Po serii "Jak pies z kotem" Liliany Fabisińskiej postanowiłam przeczytać książki pisarki, która mnie nie zawodzi. A ponieważ niedawno zaintrygowało mnie zakończenie "Cudów i cudeniek", to wiadomo było, że sięgnę po "Listy i szepty" 😀
Lena (właściwie Helena) nadal opiekuje się schorowaną babcią, przy okazji próbując poznać jej przeszłość na zesłaniu i po powrocie do Polski.
Pozostaje w kontakcie z Borysem, tajemniczym pisarzem, przebywającym gdzieś na zachodzie Europy.
Poznajemy też dawną historie Franceski i powód, dla którego zamieszkała w Polsce.
Dużo dzieję się też u Markiewiczów. Bunt ich córki wobec nowych wyzwań rodzinnych zamienia się w coś naprawdę wartościowego, o czym przekonacie się, czytając "Listy i szepty".
Mnie książka bardzo przypadła do gustu. W tym tomie fabuła jest znacznie bardziej dynamiczna.

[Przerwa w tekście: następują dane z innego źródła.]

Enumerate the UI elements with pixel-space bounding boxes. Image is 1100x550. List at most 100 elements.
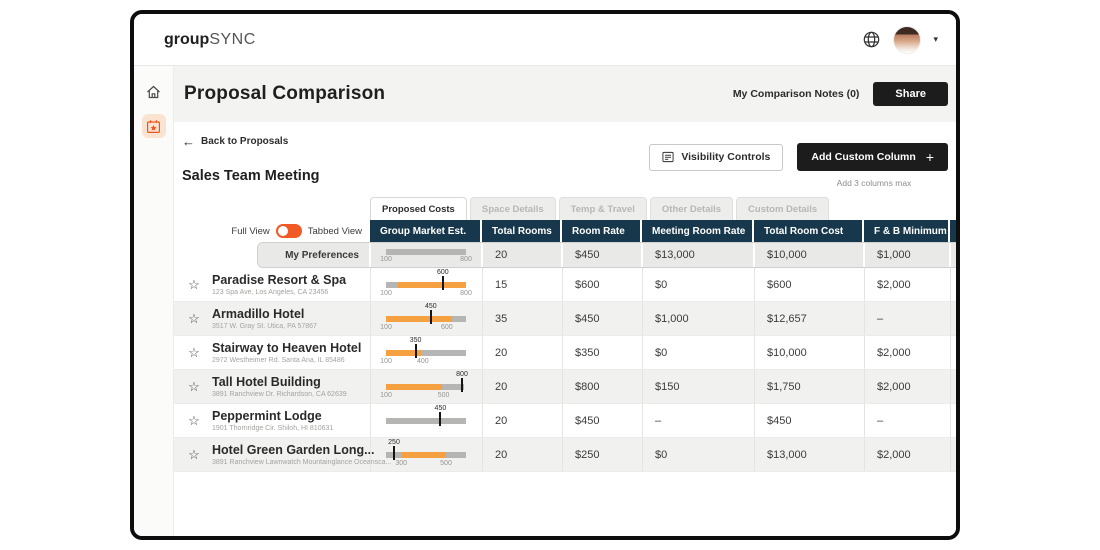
bar-track — [386, 383, 466, 390]
tab-space-details[interactable]: Space Details — [469, 197, 556, 220]
user-avatar[interactable] — [893, 25, 922, 54]
sidebar-item-events[interactable] — [141, 114, 166, 138]
column-header-meeting-room-rate: Meeting Room Rate — [642, 220, 752, 242]
hotel-info: Paradise Resort & Spa 123 Spa Ave, Los An… — [206, 273, 346, 296]
hotel-cell: ☆ Paradise Resort & Spa 123 Spa Ave, Los A… — [174, 268, 368, 301]
table-cell: $0 — [642, 336, 752, 369]
table-cell: $10,000 — [754, 336, 862, 369]
tab-proposed-costs[interactable]: Proposed Costs — [370, 197, 467, 220]
app-body: Proposal Comparison My Comparison Notes … — [134, 66, 956, 536]
add-custom-column-button[interactable]: Add Custom Column + — [797, 143, 948, 171]
favorite-star-icon[interactable]: ☆ — [188, 412, 200, 428]
bar-tick-label: 300 — [395, 459, 408, 467]
tab-strip: Proposed Costs Space Details Temp & Travel… — [370, 197, 830, 220]
add-custom-column-label: Add Custom Column — [811, 151, 916, 163]
bar-track — [386, 249, 466, 255]
meeting-title: Sales Team Meeting — [182, 168, 320, 184]
hotel-info: Armadillo Hotel 3517 W. Gray St. Utica, P… — [206, 307, 317, 330]
globe-icon[interactable] — [862, 30, 881, 49]
table-cell: $12,657 — [754, 302, 862, 335]
view-toggle: Full View Tabbed View — [174, 220, 366, 242]
bar-track — [386, 451, 466, 458]
favorite-star-icon[interactable]: ☆ — [188, 378, 200, 394]
hotel-row[interactable]: ☆ Armadillo Hotel 3517 W. Gray St. Utica, … — [174, 302, 956, 336]
bar-segment-gray — [452, 315, 466, 322]
bar-marker — [414, 343, 417, 358]
bar-segment-gray — [386, 249, 466, 255]
hotel-name: Peppermint Lodge — [212, 409, 322, 423]
table-cell: 20 — [482, 370, 560, 403]
page-header-actions: My Comparison Notes (0) Share — [733, 82, 948, 106]
hotel-row[interactable]: ☆ Tall Hotel Building 3891 Ranchview Dr. R… — [174, 370, 956, 404]
partial-cell — [950, 438, 956, 471]
column-header-total-rooms: Total Rooms — [482, 220, 560, 242]
view-toggle-switch[interactable] — [275, 224, 302, 238]
table-cell: $450 — [562, 302, 640, 335]
hotel-info: Tall Hotel Building 3891 Ranchview Dr. Ri… — [206, 375, 347, 398]
bar-marker-value: 450 — [434, 404, 447, 412]
preferences-cell: $10,000 — [755, 243, 863, 267]
share-button[interactable]: Share — [873, 82, 948, 106]
table-cell: 15 — [482, 268, 560, 301]
comparison-notes-link[interactable]: My Comparison Notes (0) — [732, 88, 860, 100]
hotel-row[interactable]: ☆ Peppermint Lodge 1901 Thornridge Cir. Sh… — [174, 404, 956, 438]
visibility-controls-button[interactable]: Visibility Controls — [649, 143, 784, 171]
sidebar-item-home[interactable] — [142, 80, 166, 104]
bar-tick-label: 100 — [380, 256, 392, 263]
table-cell: $250 — [562, 438, 640, 471]
table-cell: – — [864, 302, 948, 335]
back-to-proposals-link[interactable]: ← Back to Proposals — [182, 135, 288, 148]
column-header-total-room-cost: Total Room Cost — [754, 220, 862, 242]
hotel-name: Hotel Green Garden Long... — [212, 443, 375, 457]
bar-segment-gray — [442, 383, 464, 390]
visibility-controls-icon — [662, 151, 674, 163]
tab-other-details[interactable]: Other Details — [649, 197, 734, 220]
hotel-cell: ☆ Armadillo Hotel 3517 W. Gray St. Utica, … — [174, 302, 368, 335]
market-estimate-bar: 450 — [386, 404, 466, 435]
hotel-row[interactable]: ☆ Stairway to Heaven Hotel 2972 Westheimer… — [174, 336, 956, 370]
bar-segment-orange — [386, 349, 422, 356]
preferences-cell: $450 — [563, 243, 641, 267]
brand-logo: groupSYNC — [164, 31, 256, 49]
table-cell: $450 — [562, 404, 640, 437]
bar-segment-gray — [386, 417, 466, 424]
chevron-down-icon[interactable]: ▾ — [933, 34, 938, 44]
main-area: Proposal Comparison My Comparison Notes … — [174, 66, 956, 536]
partial-cell — [950, 370, 956, 403]
bar-marker-value: 250 — [388, 438, 400, 446]
hotel-row[interactable]: ☆ Hotel Green Garden Long... 3891 Ranchvie… — [174, 438, 956, 472]
back-link-label: Back to Proposals — [201, 136, 289, 147]
bar-marker-value: 350 — [409, 336, 422, 344]
market-estimate-cell: 350 100 400 — [370, 336, 480, 369]
bar-marker — [461, 377, 463, 392]
tab-custom-details[interactable]: Custom Details — [736, 197, 830, 220]
favorite-star-icon[interactable]: ☆ — [188, 344, 200, 360]
topbar-actions: ▾ — [862, 25, 938, 54]
preferences-market-estimate-cell: 100 800 — [371, 243, 481, 267]
table-cell: 20 — [482, 438, 560, 471]
favorite-star-icon[interactable]: ☆ — [188, 446, 200, 462]
table-cell: $600 — [754, 268, 862, 301]
hotel-name: Tall Hotel Building — [212, 375, 321, 389]
market-estimate-bar: 100 800 — [380, 243, 472, 267]
hotel-info: Hotel Green Garden Long... 3891 Ranchview… — [206, 443, 391, 466]
bar-marker — [439, 411, 442, 426]
favorite-star-icon[interactable]: ☆ — [188, 276, 200, 292]
favorite-star-icon[interactable]: ☆ — [188, 310, 200, 326]
market-estimate-bar: 250 300 500 — [386, 438, 466, 469]
market-estimate-bar: 800 100 500 — [380, 371, 468, 401]
tab-temp-travel[interactable]: Temp & Travel — [558, 197, 647, 220]
hotel-address: 123 Spa Ave, Los Angeles, CA 23456 — [212, 289, 329, 296]
top-bar: groupSYNC ▾ — [134, 14, 956, 66]
bar-segment-orange — [386, 315, 453, 322]
table-cell: 20 — [482, 336, 560, 369]
hotel-cell: ☆ Hotel Green Garden Long... 3891 Ranchvie… — [174, 438, 391, 471]
table-cell: 35 — [482, 302, 560, 335]
table-body: ☆ Paradise Resort & Spa 123 Spa Ave, Los A… — [174, 268, 956, 472]
bar-tick-label: 100 — [380, 289, 392, 297]
page-header: Proposal Comparison My Comparison Notes … — [174, 66, 956, 122]
market-estimate-bar: 600 100 800 — [380, 269, 472, 299]
table-cell: $1,000 — [642, 302, 752, 335]
hotel-row[interactable]: ☆ Paradise Resort & Spa 123 Spa Ave, Los A… — [174, 268, 956, 302]
market-estimate-cell: 450 100 600 — [370, 302, 480, 335]
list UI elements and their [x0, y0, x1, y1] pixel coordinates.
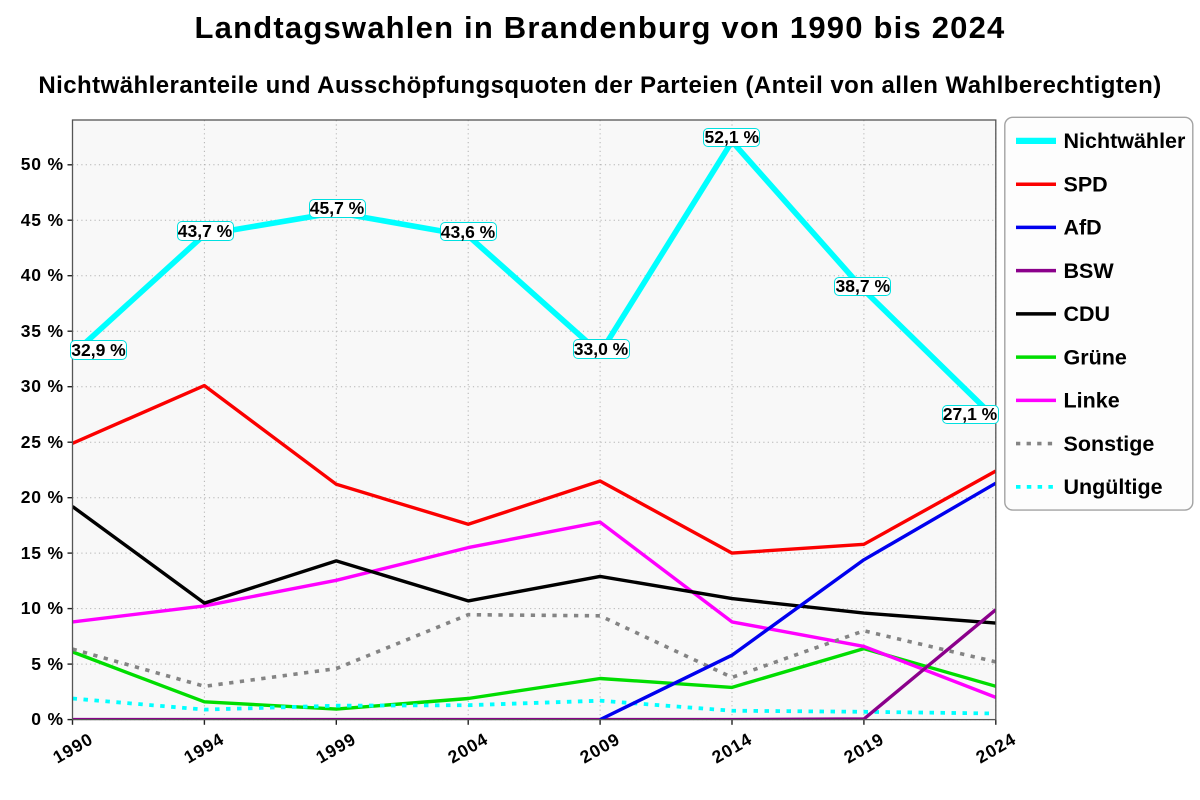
svg-text:BSW: BSW: [1064, 259, 1115, 283]
svg-text:Sonstige: Sonstige: [1064, 432, 1155, 456]
svg-text:AfD: AfD: [1064, 216, 1102, 240]
svg-text:Grüne: Grüne: [1064, 345, 1127, 369]
svg-text:Ungültige: Ungültige: [1064, 475, 1163, 499]
svg-text:Nichtwähler: Nichtwähler: [1064, 129, 1186, 153]
svg-text:CDU: CDU: [1064, 302, 1111, 326]
svg-text:SPD: SPD: [1064, 173, 1108, 197]
svg-text:Linke: Linke: [1064, 389, 1120, 413]
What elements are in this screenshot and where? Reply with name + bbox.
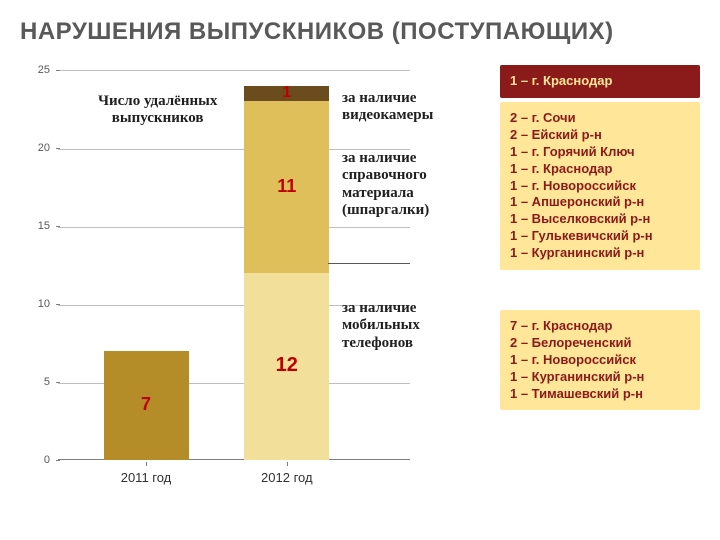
caption-line1: Число удалённых <box>98 93 217 109</box>
segment-label: 1 <box>282 84 291 102</box>
callout-box-3: 7 – г. Краснодар2 – Белореченский1 – г. … <box>500 310 700 410</box>
y-tick-mark <box>56 148 60 149</box>
bar-group: 12111 <box>244 86 329 460</box>
segment-label: 12 <box>276 354 298 377</box>
callout-line: 2 – Белореченский <box>510 335 690 352</box>
bar-segment: 1 <box>244 86 329 102</box>
chart: 712111 05101520252011 год2012 год <box>30 70 410 500</box>
y-tick-label: 0 <box>30 454 50 466</box>
y-tick-mark <box>56 304 60 305</box>
y-tick-mark <box>56 70 60 71</box>
callout-line: 1 – г. Новороссийск <box>510 178 690 195</box>
bars-layer: 712111 <box>58 70 410 460</box>
callout-line: 1 – г. Новороссийск <box>510 352 690 369</box>
x-tick-label: 2012 год <box>261 470 313 485</box>
y-tick-mark <box>56 226 60 227</box>
callout-box-2: 2 – г. Сочи2 – Ейский р-н1 – г. Горячий … <box>500 102 700 270</box>
callout-line: 1 – Тимашевский р-н <box>510 386 690 403</box>
slide-root: НАРУШЕНИЯ ВЫПУСКНИКОВ (ПОСТУПАЮЩИХ) 7 12 1… <box>0 0 720 540</box>
callout-box-1: 1 – г. Краснодар <box>500 65 700 98</box>
callout-line: 2 – г. Сочи <box>510 110 690 127</box>
y-tick-label: 5 <box>30 376 50 388</box>
x-tick-mark <box>287 462 288 466</box>
bar-group: 7 <box>104 351 189 460</box>
y-tick-mark <box>56 382 60 383</box>
x-tick-mark <box>146 462 147 466</box>
y-tick-mark <box>56 460 60 461</box>
callout-line: 1 – Апшеронский р-н <box>510 194 690 211</box>
y-tick-label: 25 <box>30 64 50 76</box>
anno-divider <box>328 263 410 264</box>
bar-segment: 11 <box>244 101 329 273</box>
y-tick-label: 20 <box>30 142 50 154</box>
y-tick-label: 10 <box>30 298 50 310</box>
segment-label: 7 <box>141 394 151 415</box>
callout-line: 1 – Гулькевичский р-н <box>510 228 690 245</box>
anno-video: за наличие видеокамеры <box>342 90 433 125</box>
callout-line: 1 – Курганинский р-н <box>510 369 690 386</box>
callout-line: 1 – г. Краснодар <box>510 161 690 178</box>
callout-line: 2 – Ейский р-н <box>510 127 690 144</box>
callout-line: 1 – Курганинский р-н <box>510 245 690 262</box>
bar-segment: 12 <box>244 273 329 460</box>
callout-line: 1 – Выселковский р-н <box>510 211 690 228</box>
anno-notes: за наличие справочного материала (шпарга… <box>342 150 429 219</box>
page-title: НАРУШЕНИЯ ВЫПУСКНИКОВ (ПОСТУПАЮЩИХ) <box>20 18 614 46</box>
y-tick-label: 15 <box>30 220 50 232</box>
callout-line: 1 – г. Краснодар <box>510 73 690 90</box>
bar-segment: 7 <box>104 351 189 460</box>
chart-caption: Число удалённых выпускников <box>98 93 217 128</box>
anno-phones: за наличие мобильных телефонов <box>342 300 420 352</box>
callout-line: 1 – г. Горячий Ключ <box>510 144 690 161</box>
caption-line2: выпускников <box>112 110 204 126</box>
segment-label: 11 <box>277 176 296 197</box>
x-tick-label: 2011 год <box>121 470 172 485</box>
callout-line: 7 – г. Краснодар <box>510 318 690 335</box>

Nadal jednak najważniejsza jest kobieca przyjaźń, i bezinteresowność. Nadal mamy historię zwykłych ludzi z ich wątpliwościami, zawiedzionymi nadziejami, tajemnicami i wielkimi niewiadomymi przed sobą. Z kart książki wyczuwa się wszechobecną dobroć i trochę żal, że drastyczne wydarzenia powodują zwrot w historiach bohaterów, wywołując zatwardziałość i niezłomność w ich sercach.
Niemniej książka jest bardzo ciepła, optymistyczna i przyjemna w odbiorze.
14/2024 (448 str.)
biały bez |
Zapowiada się ciekawie, zapisałam tytuł na liście do przeczytania. Pozdrawiam serdecznie.